Jamie’s Italian restaurant chain went into administration in May. In the analysis that followed, it was reported that Jamie Oliver had provided Personal Guarantees to a lender and supplier as part of a financial restructuring plan last year.
Todd Davison, Director, Purbeck Insurance Services, the UK’s only insurance provider offering Personal Guarantee insurance takes a look at how SMEs can mitigate some of the risks of signing a Personal Guarantee, following the recent collapse of Jamie’s Italian.
Normally Personal Guarantees are used by smaller businesses as a route to securing finance so this was unusual. If the reports are true, some of his personal assets may now be used to settle the outstanding debts.
It’s always a risk taking out new finance. Whilst not wishing to speculate on Jamie Oliver’s personal wealth, when that risk becomes personal, as it does when a Personal Guarantee is signed by the owner or director of the business for a business loan, the stakes increase considerably.
A Personal Guarantee puts your personal assets such as your home and savings on the line to settle a debt if you default on the loan. As a Personal Guarantee backed loan can be the only route to new finance for some businesses, it’s easy to see how SME owners could feel stuck between a rock and a hard place right now. In recent research we found 1 In 4 SMEs are planning to raise funding just to stay afloat.
Aside from factors such as the continued uncertainty around Brexit, changes in shopping habits and unseasonal weather creating difficult trading conditions, when any big business collapses, the whole supply chain suffers and Jamie’s Italian is the latest in a string of well-known brands to hit the wall in the past year.
So while many owners of SMEs are weighing up whether to take the Personal Guarantee plunge in the hope the business survives and thrives with a fresh injection of cash or just to cut costs and soldier on for a few months more, fundamentally you should seek sound financial advice and fully understand the risks involved.
A finance broker is a good place to start or you may wish to discuss the options with your accountant or solicitor.
Ask how you can mitigate the risk of a Personal Guarantee backed loan, for example through Personal Guarantee Insurance. This relatively new type of insurance offers protection against the risk that the Guarantee is called by a lender and will offset any outstanding obligations called in under a Personal Guarantee.
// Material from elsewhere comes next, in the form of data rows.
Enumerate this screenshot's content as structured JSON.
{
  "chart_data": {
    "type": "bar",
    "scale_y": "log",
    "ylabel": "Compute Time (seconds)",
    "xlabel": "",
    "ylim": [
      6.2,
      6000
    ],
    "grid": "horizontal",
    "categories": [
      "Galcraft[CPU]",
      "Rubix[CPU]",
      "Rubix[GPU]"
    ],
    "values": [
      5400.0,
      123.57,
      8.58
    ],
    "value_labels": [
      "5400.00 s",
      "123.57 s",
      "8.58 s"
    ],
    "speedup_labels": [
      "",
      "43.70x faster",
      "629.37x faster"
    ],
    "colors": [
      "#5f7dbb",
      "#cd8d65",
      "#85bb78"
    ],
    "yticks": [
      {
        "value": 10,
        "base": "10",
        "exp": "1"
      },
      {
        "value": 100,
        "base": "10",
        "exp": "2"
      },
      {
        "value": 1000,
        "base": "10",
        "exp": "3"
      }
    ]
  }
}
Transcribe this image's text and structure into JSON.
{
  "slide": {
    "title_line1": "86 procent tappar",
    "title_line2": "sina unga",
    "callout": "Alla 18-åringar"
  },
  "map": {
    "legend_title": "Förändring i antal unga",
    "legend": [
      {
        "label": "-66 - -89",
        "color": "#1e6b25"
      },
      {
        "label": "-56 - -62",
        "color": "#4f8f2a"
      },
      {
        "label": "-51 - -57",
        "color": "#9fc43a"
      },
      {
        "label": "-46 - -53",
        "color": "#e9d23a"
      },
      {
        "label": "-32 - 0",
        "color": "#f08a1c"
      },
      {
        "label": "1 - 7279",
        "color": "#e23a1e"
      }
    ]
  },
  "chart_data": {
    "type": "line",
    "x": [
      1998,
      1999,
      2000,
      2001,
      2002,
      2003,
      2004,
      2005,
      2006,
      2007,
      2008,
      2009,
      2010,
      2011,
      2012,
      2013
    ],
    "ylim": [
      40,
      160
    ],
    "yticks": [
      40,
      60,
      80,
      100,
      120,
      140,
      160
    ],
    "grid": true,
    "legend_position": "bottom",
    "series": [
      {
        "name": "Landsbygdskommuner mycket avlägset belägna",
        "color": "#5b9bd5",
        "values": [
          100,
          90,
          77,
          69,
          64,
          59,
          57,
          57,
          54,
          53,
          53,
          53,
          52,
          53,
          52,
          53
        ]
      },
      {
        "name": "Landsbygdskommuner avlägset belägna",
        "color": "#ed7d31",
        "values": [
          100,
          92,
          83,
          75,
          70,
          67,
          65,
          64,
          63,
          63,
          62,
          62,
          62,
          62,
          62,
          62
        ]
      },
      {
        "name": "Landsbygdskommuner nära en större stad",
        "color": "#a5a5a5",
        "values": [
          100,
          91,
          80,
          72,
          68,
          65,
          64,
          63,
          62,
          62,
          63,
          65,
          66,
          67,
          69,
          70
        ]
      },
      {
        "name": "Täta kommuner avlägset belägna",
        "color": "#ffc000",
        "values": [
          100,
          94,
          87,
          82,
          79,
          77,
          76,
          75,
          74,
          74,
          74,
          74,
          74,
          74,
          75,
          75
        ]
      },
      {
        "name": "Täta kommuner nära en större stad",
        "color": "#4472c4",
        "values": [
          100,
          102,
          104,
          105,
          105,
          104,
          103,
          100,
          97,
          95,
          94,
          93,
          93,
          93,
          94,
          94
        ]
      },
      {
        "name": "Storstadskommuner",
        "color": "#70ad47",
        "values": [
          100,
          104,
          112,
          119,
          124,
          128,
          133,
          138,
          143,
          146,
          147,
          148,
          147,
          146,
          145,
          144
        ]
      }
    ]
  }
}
The level of cover is based on a fixed percentage of the Personal Guarantee the company director wishes to insure and this is dependent on whether the corresponding finance facility is secured or unsecured.
Arm yourself with facts about your business – its financial prospects and commercial value – and a list of questions so that you can gain complete clarity on the terms of the guarantee and how they will be enforced if you default on the loan.
Check how will your net personal assets will be assessed prior to the giving of the guarantee, and is this is likely to change? Many providers of Personal Guarantee loans ask for a personal financial statement but some may require more proof of the value of your assets.
Find out whether it’s possible to negotiate the percentage of the loan you should guarantee. Not all lenders require a guarantee for the sum total of the loan.
Ask how the lender will enforce the guarantee such as through a County Court/High Court Judgement. They can either get a Warrant of Execution and get the bailiffs in, or they go for a Charging Order to secure the debt against your home.
Also establish if the lender will serve notice or seek payment on demand? The usual route is for the creditor is to issue a Statutory Demand and give you 21 days to either settle the debt or reach an agreement to pay. However some creditors and can and will seek payment on demand.
Determine exactly constitutes a default. If you are late paying your loan by 24 hours would that be seen as a default with take steps accordingly to recoup the debt? In addition, confirm any remedy period upon default as some creditors allow a specified timeframe for you to pay back the default.
Finally, establish if lender must exhaust every other avenue before making demands on you, as part of the contract as some lenders are prepared to look elsewhere, such as to business assets before calling in the debt.
Signing a Personal Guarantee is a big step but when armed with all the facts and the protection afforded by insurance, it’s a step businesses may feel more comfortable to take. In fact, we found that nearly three quarters of SMEs would be more likely to take out a loan with a Personal Guarantee if they could insure against the risk of providing it.